The province of KwaZulu-Natal in the capital city of Pietermaritzburg in South Africa has issued sanitary napkins to menstruating girls to boost their class attendance.  The package reads “championing quality education, creating and securing a brighter future.”

An image of the government-sponsored sanitary napkins went viral February 2017.

“Each learner will receive a pack each month, either from the school principal or a school-based official,” a school circular explained in 2017 according to eNCA.

Other African nations such as Botswana and Kenya have initiated the idea of such programs but have yet to implement permanent programs.

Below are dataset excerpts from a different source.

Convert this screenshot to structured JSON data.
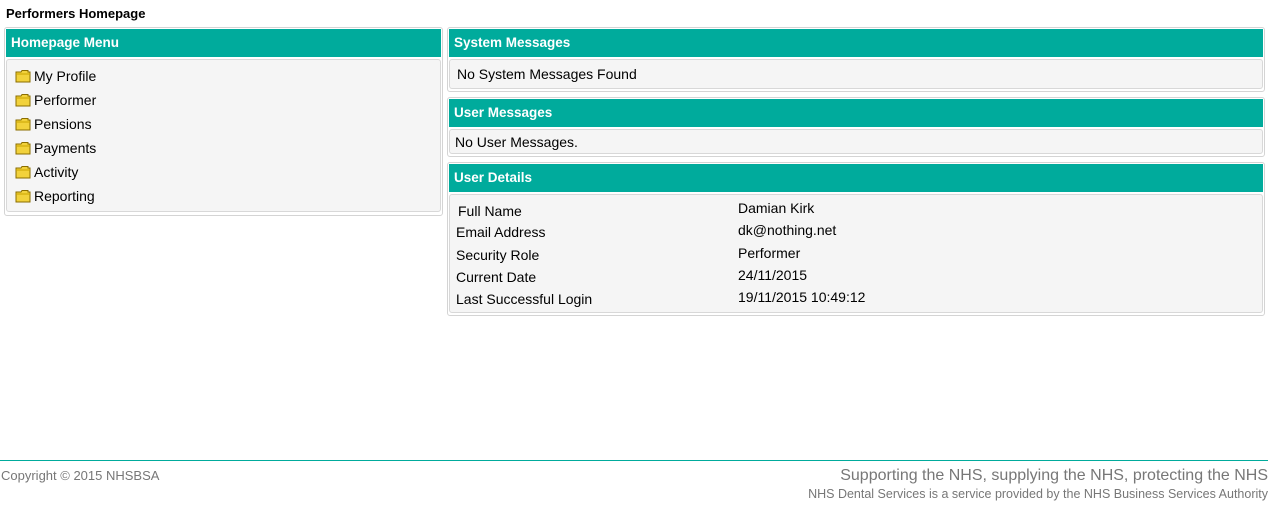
{
  "page": {
    "title": "Performers Homepage"
  },
  "menu": {
    "header": "Homepage Menu",
    "items": [
      {
        "label": "My Profile",
        "icon": "folder-icon"
      },
      {
        "label": "Performer",
        "icon": "folder-icon"
      },
      {
        "label": "Pensions",
        "icon": "folder-icon"
      },
      {
        "label": "Payments",
        "icon": "folder-icon"
      },
      {
        "label": "Activity",
        "icon": "folder-icon"
      },
      {
        "label": "Reporting",
        "icon": "folder-icon"
      }
    ]
  },
  "system_messages": {
    "header": "System Messages",
    "text": "No System Messages Found"
  },
  "user_messages": {
    "header": "User Messages",
    "text": "No User Messages."
  },
  "user_details": {
    "header": "User Details",
    "rows": [
      {
        "label": "Full Name",
        "value": "Damian Kirk"
      },
      {
        "label": "Email Address",
        "value": "dk@nothing.net"
      },
      {
        "label": "Security Role",
        "value": "Performer"
      },
      {
        "label": "Current Date",
        "value": "24/11/2015"
      },
      {
        "label": "Last Successful Login",
        "value": "19/11/2015 10:49:12"
      }
    ]
  },
  "footer": {
    "copyright": "Copyright © 2015 NHSBSA",
    "tagline": "Supporting the NHS, supplying the NHS, protecting the NHS",
    "service_note": "NHS Dental Services is a service provided by the NHS Business Services Authority"
  },
  "colors": {
    "header_bg": "#00ab9c",
    "panel_body_bg": "#f5f5f5",
    "footer_text": "#777777",
    "folder_yellow": "#f2d23c"
  }
}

Test trials in which pads were dispersed and/or students were given lessons on puberty –  have been conducted by the Economic and Social Research Council as part of a project called “Menstruation and the Cycle of Poverty,” in collaboration with the School of Oriental and African Studies (SOAS) University of London in Ghana and the Kumali district of Uganda.

Menstruation is often a taboo subject in many African countries.  Lack of access to hygienic products to absorb periods combined with stigma can cause girls to miss out on a substantial amount of schooling.

According to UNESCO, one in 10 girls in sub-Saharan Africa misses school during their period while others lose 20 percent of their education making them more likely to drop out of school.